I did manage to "fix" cargo by patching this line to default "HAS_CLONE3" to false rather than true: https://github.com/rust-lang/rust/blob/5e02151318ddd431aea6d58e23948246c1446044/library/std/src/sys/unix/process/process_unix.rs#L147
Looks like they disabled this feature (in most cases) in 1.56 final, so hopefully it won't be an issue: https://github.com/rust-lang/rust/pull/89924
There's still a lot of discussion in the original bug though ( https://github.com/rust-lang/rust/issues/89522 ), so it's not clear what's going to happen in future versions.
we'll have to rework the sandbox startup logic so we only run in ptrace mode. i'm not sure how much cutting this will take though.
first we'll have to fix a long standing bug where ptrace only works one-level deep. if the traced process forks, we don't keep track of any of those descendants. i have this somewhat working.
FWIW, Rust's "direct" clone3 syscall is actually using libc's syscall (2), so in theory you could interpose that and decode number==SYS_clone3. I don't know if it's worth the effort though, because I think Rust is going to have to stop using clone3 anyway, for all the libc arguments against it.
(In reply to Josh Stone from comment #8)
thanks ... i had been including syscall() here, but you're certainly right we could interpose that interface too. a cursory scan of my system shows that not too many programs go through that, so it shouldn't (hopefully) be too much overhead if we want to go that route.
looks like workaround made in in 1.56.0
i have seccomp+ptrace working locally, and i'll prob ship it in sandbox-2.28. waiting to hear back on the new 2.27 release which includes NNP enabled (and is a requirement for seccomp usage).
however, ptrace is still only used when running static or set*id programs, it isn't used all the time. will have to do more work to pull the ptrace logic out into the main code path as an option (vs using LD_PRELOAD at all).
we also have the problem that the ptrace support hasn't been ported to all architectures. i did it for a bunch that i had easy access to via Gentoo dev machines, but that's not all of them. so i think the LD_PRELOAD logic will be with us for quite some time.
also need to see what kind of perf hit this takes overall. or maybe it's a win.
(In reply to SpanKY from comment #11)
> i have seccomp+ptrace working locally, and i'll prob ship it in
> sandbox-2.28. waiting to hear back on the new 2.27 release which includes
> NNP enabled (and is a requirement for seccomp usage).
yeah, it's been fine so far, but giving it a bit longer is a good idea.

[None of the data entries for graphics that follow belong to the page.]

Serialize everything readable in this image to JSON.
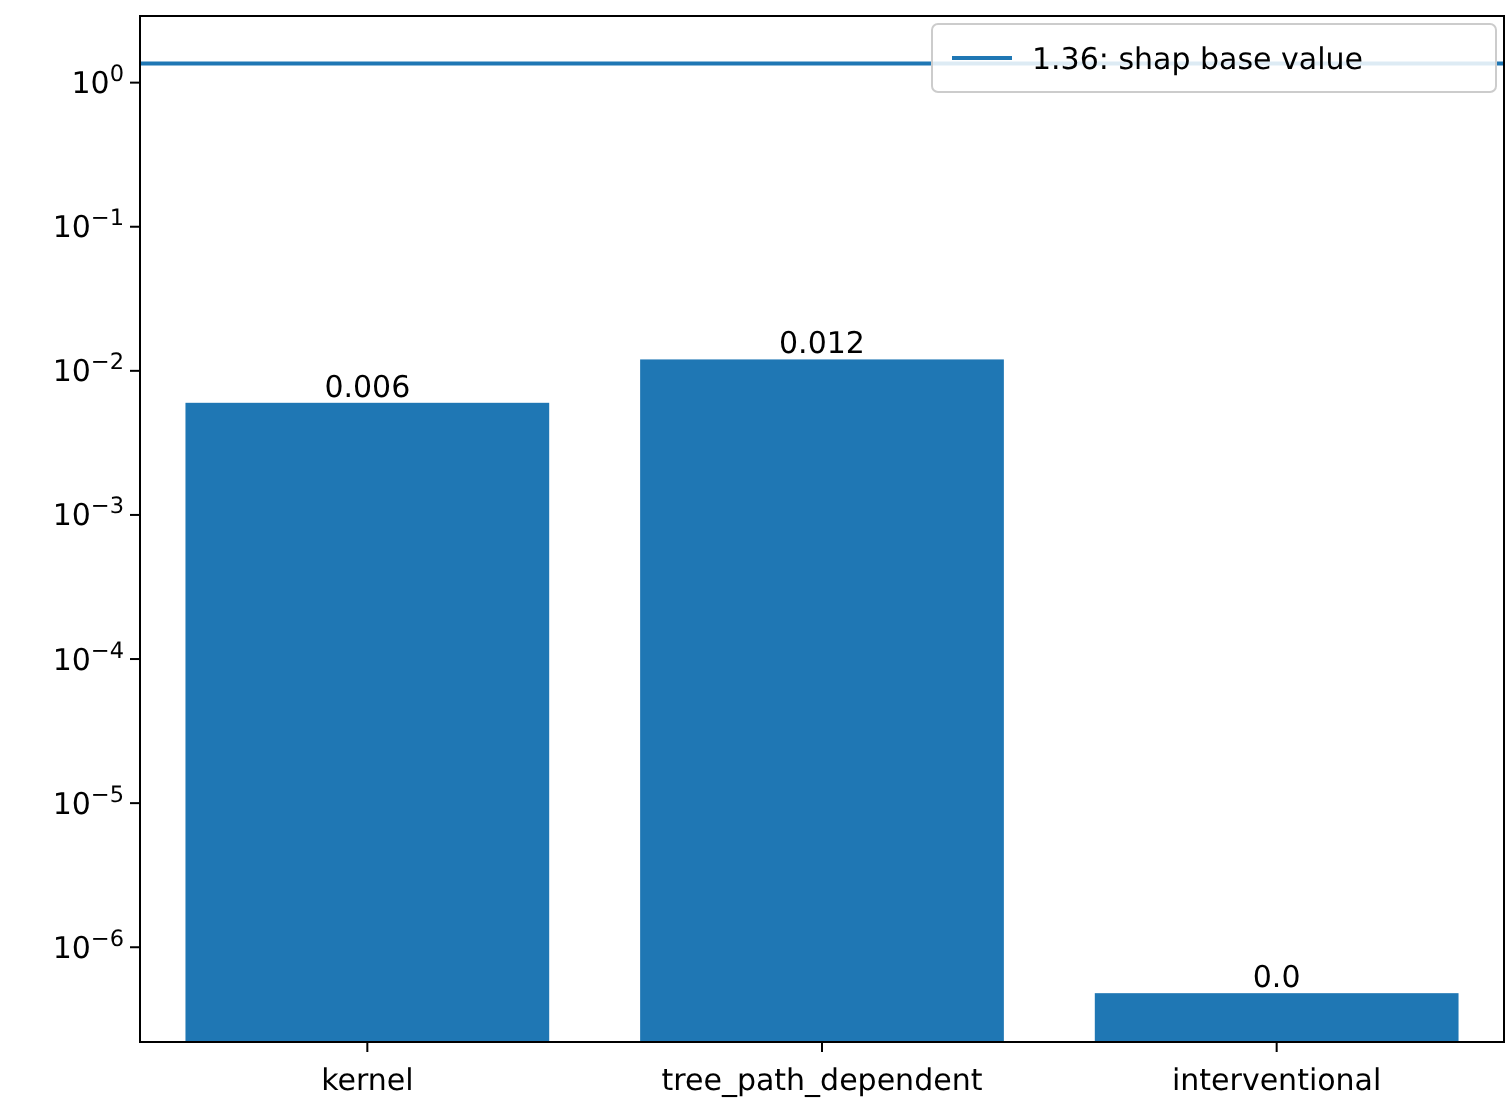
{
  "chart_data": {
    "type": "bar",
    "categories": [
      "kernel",
      "tree_path_dependent",
      "interventional"
    ],
    "values": [
      0.006,
      0.012,
      4.8e-07
    ],
    "color": "#1f77b4",
    "value_labels": [
      "0.006",
      "0.012",
      "0.0"
    ],
    "log": true,
    "ylim": [
      2.2e-07,
      2.9
    ],
    "yticks": [
      {
        "value": 1e-06,
        "label": "10$^{−6}$"
      },
      {
        "value": 1e-05,
        "label": "10$^{−5}$"
      },
      {
        "value": 0.0001,
        "label": "10$^{−4}$"
      },
      {
        "value": 0.001,
        "label": "10$^{−3}$"
      },
      {
        "value": 0.01,
        "label": "10$^{−2}$"
      },
      {
        "value": 0.1,
        "label": "10$^{−1}$"
      },
      {
        "value": 1,
        "label": "10$^{0}$"
      }
    ],
    "ref_lines": [
      {
        "axis": "y",
        "value": 1.36,
        "label": "1.36: shap base value",
        "color": "#1f77b4"
      }
    ],
    "legend": "top right"
  }
}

> we also have the problem that the ptrace support hasn't been ported to all
> architectures. i did it for a bunch that i had easy access to via Gentoo
> dev machines, but that's not all of them. so i think the LD_PRELOAD logic
> will be with us for quite some time.
which are you missing?
sandbox arch list:
Gentoo arch list:
at this point, i'm considering implementing generic layers in the kernel and sending those upstream. linux-5.3 has PTRACE_GET_SYSCALL_INFO which generalizes the reading side of the equation, but there's no generic "set" operation for forcing an error. then i wouldn't have to fight with sandbox always being behind the curve with newer Linux ports.
updated port status:
* i got an arm64 laptop got that mostly working (i think i hit a kernel bug)
* i got access to the sparc dev box and fixed the sparc32 & sparc64 ports
* i fixed the ppc64 ptrace logic
the big ones we're still missing are mips and maybe riscv. also m68k & sh, but we know those are lesser used.
talking with some folks about getting a common set ptrace API in the kernel. optimistic that it'll happen, but it'll be a while before we can rely on it.
relevant ptrace discussion in case people are interested:
but at this point, i don't think it's a blocker for progress with most arches.
sandbox-3.0 is out w/support for tracing of children of static programs. that's going to need a while to bake i think.
rust thing ported to beta branches, so it's not only in 1.56* now.